Number one agenda for our family vacation to Orange Beach, Alabama, was to go para-sailing. I had been planning that little adventure for the last few months, and I have been dreaming of actually doing it for years and years.
It all started back in middle school on one of the many church youth groups trips we took to the beach. Our youth pastor organized a trip to go para-sailing. As he was polling the group, seeing who wanted to go, he mentioned we would have to go in doubles, and that there was a combined weight limit. At my weight, I didn't believe I could find someone that I could ride with that wouldn't put us over the weight limit. Nor would I feel comfortable telling anyone my weight. So I just pretended I didn't want to go, and I was secretly so disappointed & so mad at myself that I had gotten to that weight. Yet again, my weight had kept me from doing something I really wanted to do. I'm pretty sure I drowned my sorrows in candy bars that night.
That is just one of the moments in my long battle with weight that has always really stood out in my memory. So now that I'm 7 months out from surgery, and 150 pounds down, I felt it was time to make this dream happen!

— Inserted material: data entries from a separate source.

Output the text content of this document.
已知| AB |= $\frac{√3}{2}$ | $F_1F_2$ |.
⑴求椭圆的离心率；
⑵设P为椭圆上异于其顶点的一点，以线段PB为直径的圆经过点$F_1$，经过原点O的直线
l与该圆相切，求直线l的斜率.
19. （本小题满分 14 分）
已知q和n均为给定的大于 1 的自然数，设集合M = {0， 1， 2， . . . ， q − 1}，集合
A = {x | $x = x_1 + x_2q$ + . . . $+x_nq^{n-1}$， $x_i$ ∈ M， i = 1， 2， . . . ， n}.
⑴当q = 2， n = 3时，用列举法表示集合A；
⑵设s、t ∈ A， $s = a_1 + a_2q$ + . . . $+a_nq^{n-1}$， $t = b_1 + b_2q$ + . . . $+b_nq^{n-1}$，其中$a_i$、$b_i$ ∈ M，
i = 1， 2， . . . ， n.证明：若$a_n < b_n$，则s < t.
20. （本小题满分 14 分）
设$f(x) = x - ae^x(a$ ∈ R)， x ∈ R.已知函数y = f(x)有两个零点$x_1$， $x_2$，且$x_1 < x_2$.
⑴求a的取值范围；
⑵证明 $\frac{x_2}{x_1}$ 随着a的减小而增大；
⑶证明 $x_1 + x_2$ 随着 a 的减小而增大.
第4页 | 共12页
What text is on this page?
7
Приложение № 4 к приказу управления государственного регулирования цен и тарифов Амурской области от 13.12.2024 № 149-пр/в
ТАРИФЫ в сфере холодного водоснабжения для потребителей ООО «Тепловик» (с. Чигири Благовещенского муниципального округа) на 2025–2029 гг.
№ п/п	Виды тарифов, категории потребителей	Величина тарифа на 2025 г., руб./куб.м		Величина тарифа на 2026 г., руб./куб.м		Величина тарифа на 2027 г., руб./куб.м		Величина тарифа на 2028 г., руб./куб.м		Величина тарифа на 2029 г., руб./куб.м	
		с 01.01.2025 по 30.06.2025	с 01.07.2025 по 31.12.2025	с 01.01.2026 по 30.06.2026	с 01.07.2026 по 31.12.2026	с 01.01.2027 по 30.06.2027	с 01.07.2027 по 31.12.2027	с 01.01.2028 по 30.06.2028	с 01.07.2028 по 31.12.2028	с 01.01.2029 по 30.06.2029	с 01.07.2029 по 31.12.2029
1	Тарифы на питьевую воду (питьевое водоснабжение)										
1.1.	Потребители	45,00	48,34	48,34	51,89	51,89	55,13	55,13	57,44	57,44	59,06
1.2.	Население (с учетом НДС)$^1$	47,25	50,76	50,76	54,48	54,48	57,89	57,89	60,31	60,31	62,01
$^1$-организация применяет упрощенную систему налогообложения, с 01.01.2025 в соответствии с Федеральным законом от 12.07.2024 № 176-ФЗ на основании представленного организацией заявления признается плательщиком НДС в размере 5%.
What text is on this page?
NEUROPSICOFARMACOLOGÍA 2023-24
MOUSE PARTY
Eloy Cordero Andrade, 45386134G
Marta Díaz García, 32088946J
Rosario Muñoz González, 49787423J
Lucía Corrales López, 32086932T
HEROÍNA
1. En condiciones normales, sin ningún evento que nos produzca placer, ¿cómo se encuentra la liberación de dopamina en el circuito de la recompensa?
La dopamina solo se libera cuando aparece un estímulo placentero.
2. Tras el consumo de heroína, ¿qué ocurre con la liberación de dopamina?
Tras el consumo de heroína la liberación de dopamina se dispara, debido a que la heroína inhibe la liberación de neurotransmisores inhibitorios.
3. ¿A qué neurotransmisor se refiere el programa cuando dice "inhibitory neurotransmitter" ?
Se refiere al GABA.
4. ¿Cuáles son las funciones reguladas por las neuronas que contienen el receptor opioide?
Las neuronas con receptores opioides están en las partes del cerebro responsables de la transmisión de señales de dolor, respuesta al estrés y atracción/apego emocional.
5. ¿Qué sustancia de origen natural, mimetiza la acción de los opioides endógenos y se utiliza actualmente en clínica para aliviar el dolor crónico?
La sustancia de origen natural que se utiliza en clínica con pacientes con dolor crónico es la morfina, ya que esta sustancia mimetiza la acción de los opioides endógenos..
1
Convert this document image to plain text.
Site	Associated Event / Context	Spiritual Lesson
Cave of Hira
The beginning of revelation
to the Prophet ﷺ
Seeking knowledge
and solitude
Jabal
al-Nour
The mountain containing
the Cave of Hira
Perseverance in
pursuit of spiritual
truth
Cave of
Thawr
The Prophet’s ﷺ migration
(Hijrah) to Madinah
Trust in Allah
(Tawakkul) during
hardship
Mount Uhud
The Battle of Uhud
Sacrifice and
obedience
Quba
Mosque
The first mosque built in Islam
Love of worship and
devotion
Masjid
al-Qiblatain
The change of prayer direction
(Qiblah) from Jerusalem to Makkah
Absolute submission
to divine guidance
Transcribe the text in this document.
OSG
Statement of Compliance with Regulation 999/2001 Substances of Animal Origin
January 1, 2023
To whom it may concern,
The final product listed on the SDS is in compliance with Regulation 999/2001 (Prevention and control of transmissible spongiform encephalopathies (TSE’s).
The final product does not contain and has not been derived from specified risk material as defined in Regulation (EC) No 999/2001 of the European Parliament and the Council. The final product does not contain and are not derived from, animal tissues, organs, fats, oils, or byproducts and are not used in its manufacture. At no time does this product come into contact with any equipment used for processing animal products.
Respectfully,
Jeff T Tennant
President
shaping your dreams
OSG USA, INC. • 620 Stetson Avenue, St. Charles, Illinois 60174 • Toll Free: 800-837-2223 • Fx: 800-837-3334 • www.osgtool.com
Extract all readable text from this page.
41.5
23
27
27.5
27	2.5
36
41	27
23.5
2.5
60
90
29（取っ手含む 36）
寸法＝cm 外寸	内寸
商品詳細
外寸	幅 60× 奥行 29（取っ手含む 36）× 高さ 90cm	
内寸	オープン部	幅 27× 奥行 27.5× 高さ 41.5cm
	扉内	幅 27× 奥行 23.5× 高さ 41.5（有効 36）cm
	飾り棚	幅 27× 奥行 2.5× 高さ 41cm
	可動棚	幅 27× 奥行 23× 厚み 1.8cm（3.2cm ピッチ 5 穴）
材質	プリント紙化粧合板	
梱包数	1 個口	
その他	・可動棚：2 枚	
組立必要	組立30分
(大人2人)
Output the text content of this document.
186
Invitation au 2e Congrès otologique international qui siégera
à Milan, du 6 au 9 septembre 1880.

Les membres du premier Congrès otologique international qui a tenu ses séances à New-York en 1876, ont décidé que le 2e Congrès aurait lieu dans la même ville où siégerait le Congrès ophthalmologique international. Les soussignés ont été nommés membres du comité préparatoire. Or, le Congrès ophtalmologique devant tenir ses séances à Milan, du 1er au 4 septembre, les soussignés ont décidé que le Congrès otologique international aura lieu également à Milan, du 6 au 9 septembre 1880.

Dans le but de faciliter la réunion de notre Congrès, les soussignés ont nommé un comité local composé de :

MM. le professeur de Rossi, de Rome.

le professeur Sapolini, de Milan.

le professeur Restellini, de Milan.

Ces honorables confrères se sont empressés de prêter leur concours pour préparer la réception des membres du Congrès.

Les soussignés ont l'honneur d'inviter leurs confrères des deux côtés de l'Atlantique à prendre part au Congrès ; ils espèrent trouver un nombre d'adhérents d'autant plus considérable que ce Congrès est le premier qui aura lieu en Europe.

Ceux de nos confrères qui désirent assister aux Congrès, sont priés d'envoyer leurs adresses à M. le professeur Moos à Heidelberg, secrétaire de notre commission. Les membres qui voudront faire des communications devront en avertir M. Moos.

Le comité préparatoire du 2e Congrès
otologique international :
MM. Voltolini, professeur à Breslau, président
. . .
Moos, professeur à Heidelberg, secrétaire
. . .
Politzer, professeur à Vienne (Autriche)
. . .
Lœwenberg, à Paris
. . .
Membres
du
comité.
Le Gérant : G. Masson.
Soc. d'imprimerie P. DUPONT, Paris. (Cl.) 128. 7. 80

On the morning we were supposed to go para-sailing, I was not nervous at all, I was excited! It is always funny to me that more daring things do not make me nervous, but I have such unnecessary levels of anxiety about everyday events. I'm like Para-sailing? No problem! Yet talking to a waitress at a restaurant can terrify me!
The only time I felt any nerves at all was when we were strapped in on the boat and the motor started running. Then I thought, "Am I sure I want to do this?" But it was too late to change my mind because we had lifted off a nano second later! Before I knew it, we were 800 feet in the air.
It was so quiet up there and surprisingly peaceful. I could have stayed up there for hours!
Before we lifted off, the boat driver asked us how wet we wanted to get, and I told him we were down for anything. So he really splashed us down in the water hard at the end of the ride (Everyone else just got their feet wet). That was one of the best parts.
It was such a wonderful experience and a wonderful day. I think that is the best part of this weight loss journey, it is allowing me to have adventures!
Below is my seven month surgiversary picture. Yes, I accidentally put Day 7, so just ignore that. But I felt really good about myself that day. Heck, I feel pretty good about myself most days lately.